Comparison with OpenAI format

ItemGemini NativeOpenAI (/v1/chat/completions)
Base path/v1beta/models/{model}:generateContent/v1/chat/completions
AuthAuthorization: Bearer sk-xxx or x-goog-api-keyAuthorization: Bearer sk-xxx
Message formatcontents[].parts[] (text/inlineData/fileData)messages[].content (string or array)
System promptsystemInstruction.partsmessages with role: "system"
StreamingstreamGenerateContent?alt=ssestream: true
ThinkingthinkingConfig or model suffixModel suffix (e.g. -thinking)

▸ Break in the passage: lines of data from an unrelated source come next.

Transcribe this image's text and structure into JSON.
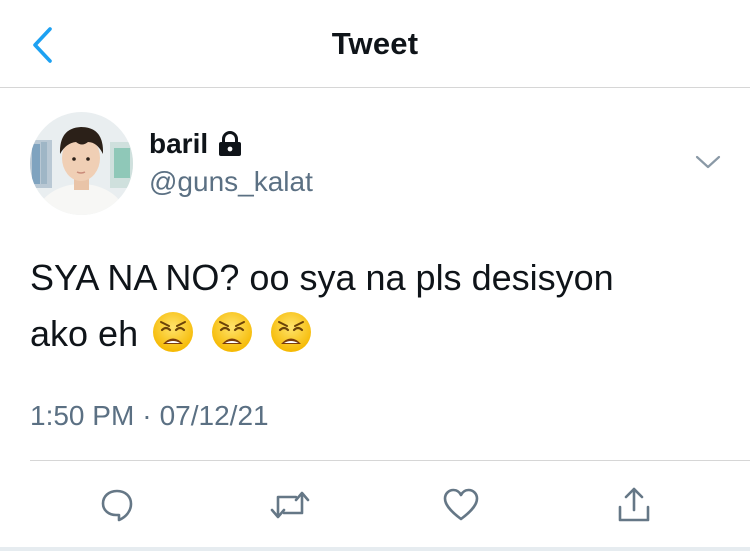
{
  "header": {
    "title": "Tweet",
    "back_icon": "chevron-left-icon"
  },
  "tweet": {
    "author": {
      "display_name": "baril",
      "handle": "@guns_kalat",
      "protected_icon": "lock-icon",
      "avatar": "profile-photo"
    },
    "text_line1": "SYA NA NO? oo sya na pls desisyon",
    "text_line2": "ako eh",
    "emojis": [
      "weary-face",
      "weary-face",
      "weary-face"
    ],
    "time": "1:50 PM",
    "separator": "·",
    "date": "07/12/21",
    "more_icon": "chevron-down-icon"
  },
  "actions": [
    {
      "name": "reply",
      "icon": "reply-icon"
    },
    {
      "name": "retweet",
      "icon": "retweet-icon"
    },
    {
      "name": "like",
      "icon": "heart-icon"
    },
    {
      "name": "share",
      "icon": "share-icon"
    }
  ],
  "colors": {
    "accent": "#1da1f2",
    "text_primary": "#0f1419",
    "text_secondary": "#5b7083",
    "divider": "#d6d6d6"
  }
}
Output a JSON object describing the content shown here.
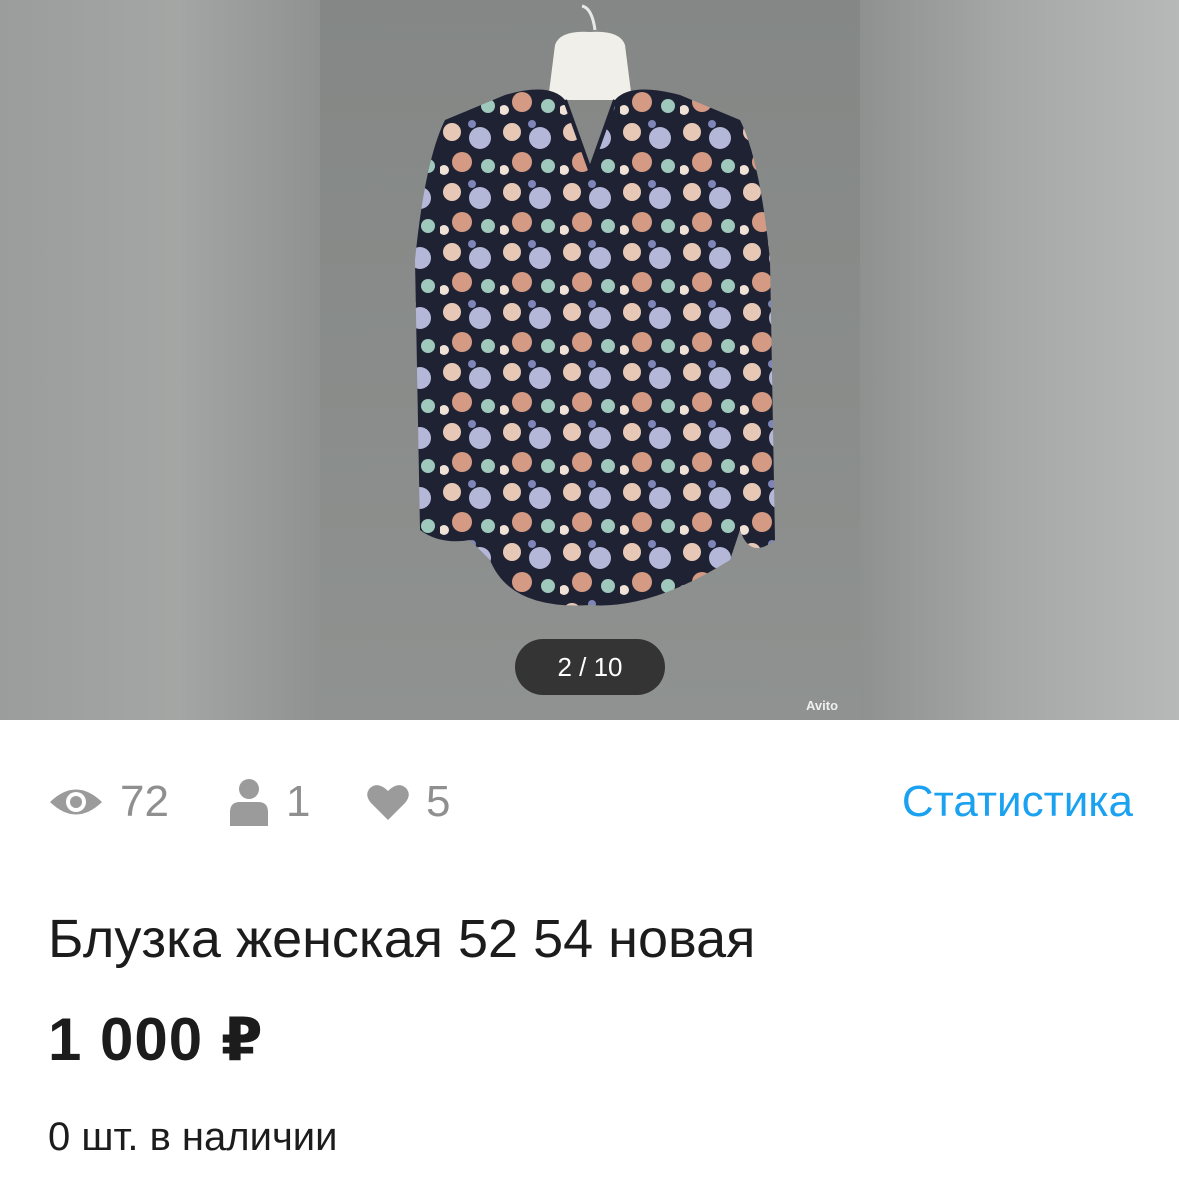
{
  "gallery": {
    "counter": "2 / 10",
    "watermark": "Avito"
  },
  "stats": {
    "views": "72",
    "contacts": "1",
    "favorites": "5",
    "link_label": "Статистика"
  },
  "listing": {
    "title": "Блузка женская 52 54 новая",
    "price": "1 000 ₽",
    "stock": "0 шт. в наличии"
  },
  "colors": {
    "accent": "#1aa1f0",
    "muted": "#8f8f8f",
    "text": "#1c1c1c"
  }
}
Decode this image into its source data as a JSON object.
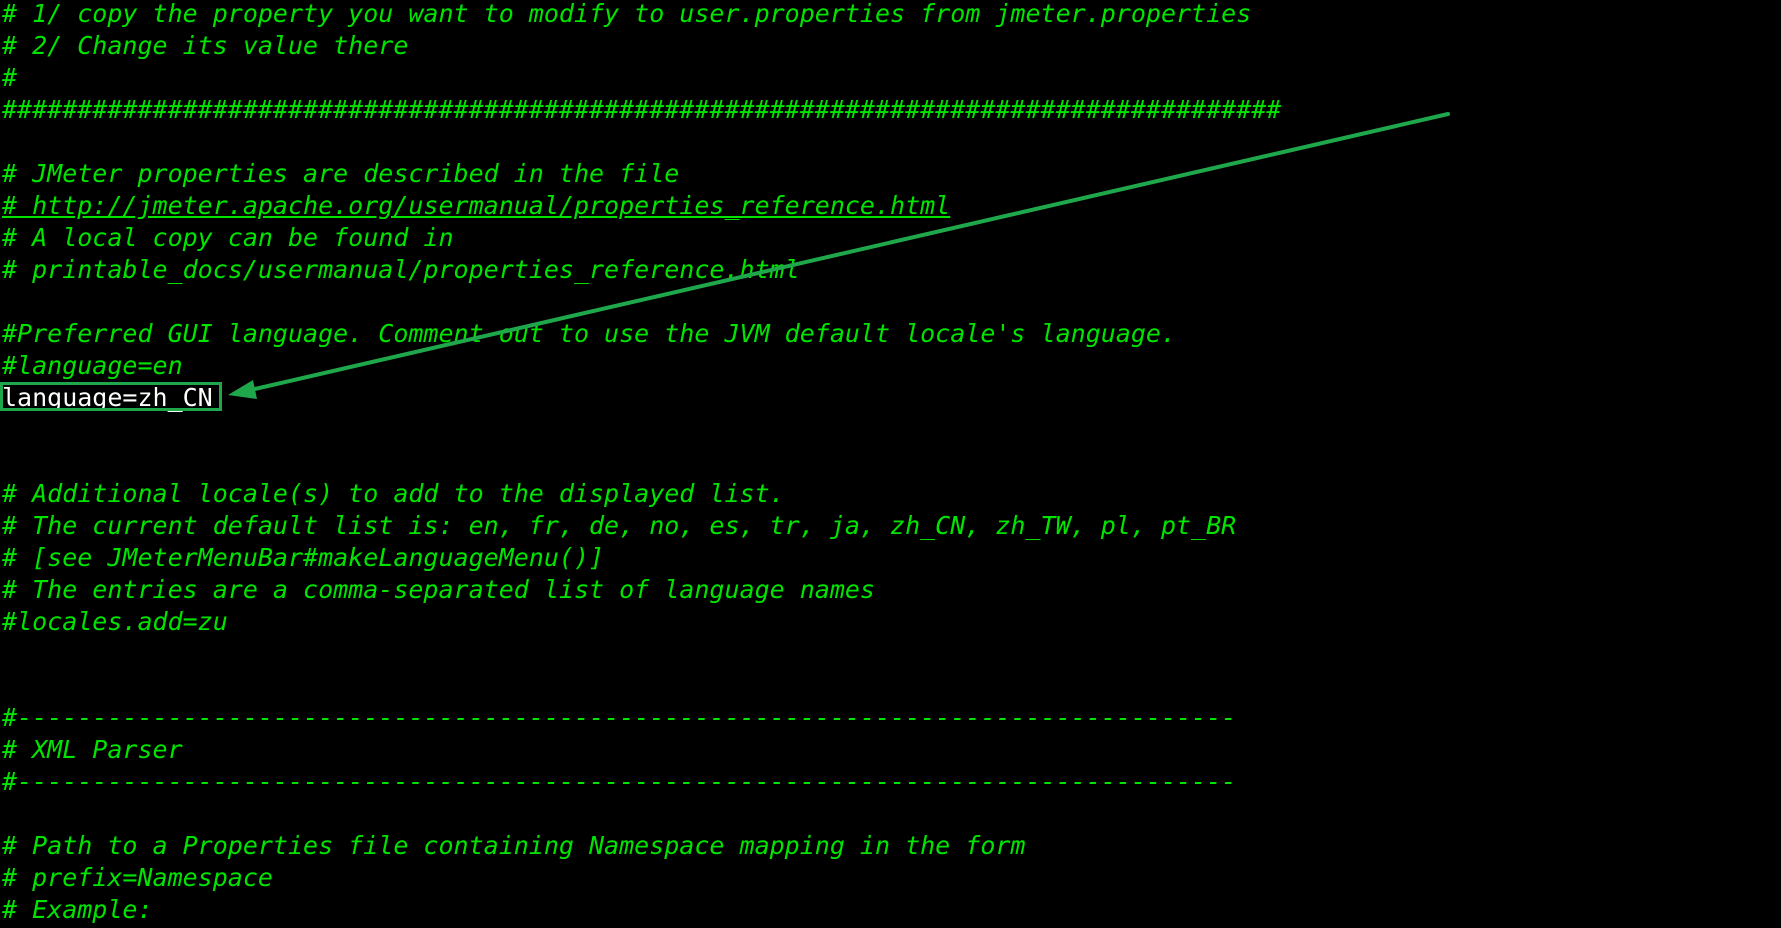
{
  "editor": {
    "lines": [
      "# 1/ copy the property you want to modify to user.properties from jmeter.properties",
      "# 2/ Change its value there",
      "#",
      "#####################################################################################",
      "",
      "# JMeter properties are described in the file",
      "# http://jmeter.apache.org/usermanual/properties_reference.html",
      "# A local copy can be found in",
      "# printable_docs/usermanual/properties_reference.html",
      "",
      "#Preferred GUI language. Comment out to use the JVM default locale's language.",
      "#language=en",
      "language=zh_CN",
      "",
      "",
      "# Additional locale(s) to add to the displayed list.",
      "# The current default list is: en, fr, de, no, es, tr, ja, zh_CN, zh_TW, pl, pt_BR",
      "# [see JMeterMenuBar#makeLanguageMenu()]",
      "# The entries are a comma-separated list of language names",
      "#locales.add=zu",
      "",
      "",
      "#---------------------------------------------------------------------------------",
      "# XML Parser",
      "#---------------------------------------------------------------------------------",
      "",
      "# Path to a Properties file containing Namespace mapping in the form",
      "# prefix=Namespace",
      "# Example:"
    ]
  },
  "colors": {
    "background": "#000000",
    "text": "#00e400",
    "highlight_text": "#ffffff",
    "annotation": "#1fa84b"
  }
}
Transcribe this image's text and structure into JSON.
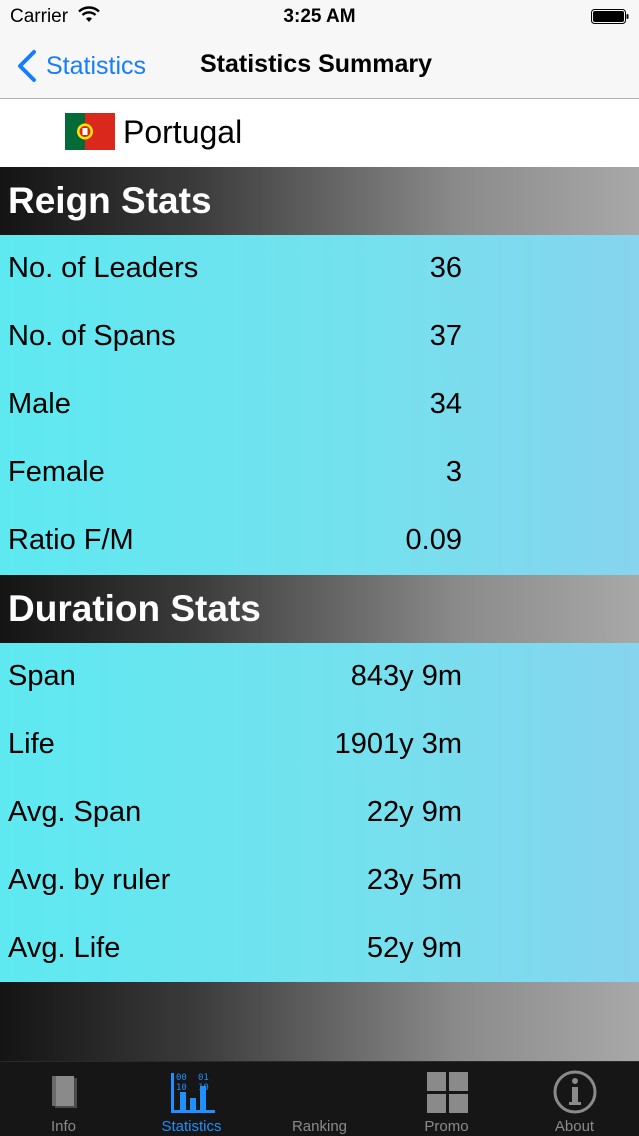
{
  "status_bar": {
    "carrier": "Carrier",
    "time": "3:25 AM"
  },
  "nav": {
    "back_label": "Statistics",
    "title": "Statistics Summary"
  },
  "country": {
    "name": "Portugal",
    "flag_icon": "portugal-flag-icon"
  },
  "reign_stats": {
    "header": "Reign Stats",
    "rows": [
      {
        "label": "No. of Leaders",
        "value": "36"
      },
      {
        "label": "No. of Spans",
        "value": "37"
      },
      {
        "label": "Male",
        "value": "34"
      },
      {
        "label": "Female",
        "value": "3"
      },
      {
        "label": "Ratio F/M",
        "value": "0.09"
      }
    ]
  },
  "duration_stats": {
    "header": "Duration Stats",
    "rows": [
      {
        "label": "Span",
        "value": "843y 9m"
      },
      {
        "label": "Life",
        "value": "1901y 3m"
      },
      {
        "label": "Avg. Span",
        "value": "22y 9m"
      },
      {
        "label": "Avg. by ruler",
        "value": "23y 5m"
      },
      {
        "label": "Avg. Life",
        "value": "52y 9m"
      }
    ]
  },
  "tabs": [
    {
      "label": "Info",
      "icon": "book-icon",
      "active": false
    },
    {
      "label": "Statistics",
      "icon": "statistics-icon",
      "active": true
    },
    {
      "label": "Ranking",
      "icon": "ranking-icon",
      "active": false
    },
    {
      "label": "Promo",
      "icon": "grid-icon",
      "active": false
    },
    {
      "label": "About",
      "icon": "info-icon",
      "active": false
    }
  ],
  "colors": {
    "accent": "#157efb",
    "active_tab": "#1e90ff",
    "stat_background": "#6ee4ef",
    "tabbar": "#161616"
  }
}
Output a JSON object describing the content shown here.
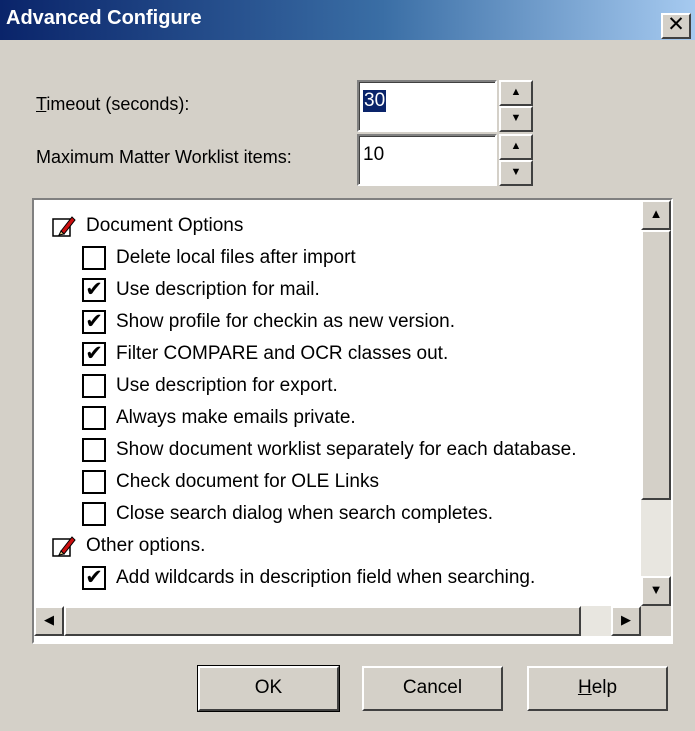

Toolstools[].functionDeclarationstools[].function (OpenAI shape)
Typical clientsGoogle SDK, custom HTTP clientOpenAI SDK, OpenAI-compatible clients
Use the native endpoint when you rely on Google Gemini tooling or need Gemini-specific fields (e.g. thinkingConfig, native multimodal parts). Use /v1/chat/completions when you want to stay within the OpenAI ecosystem.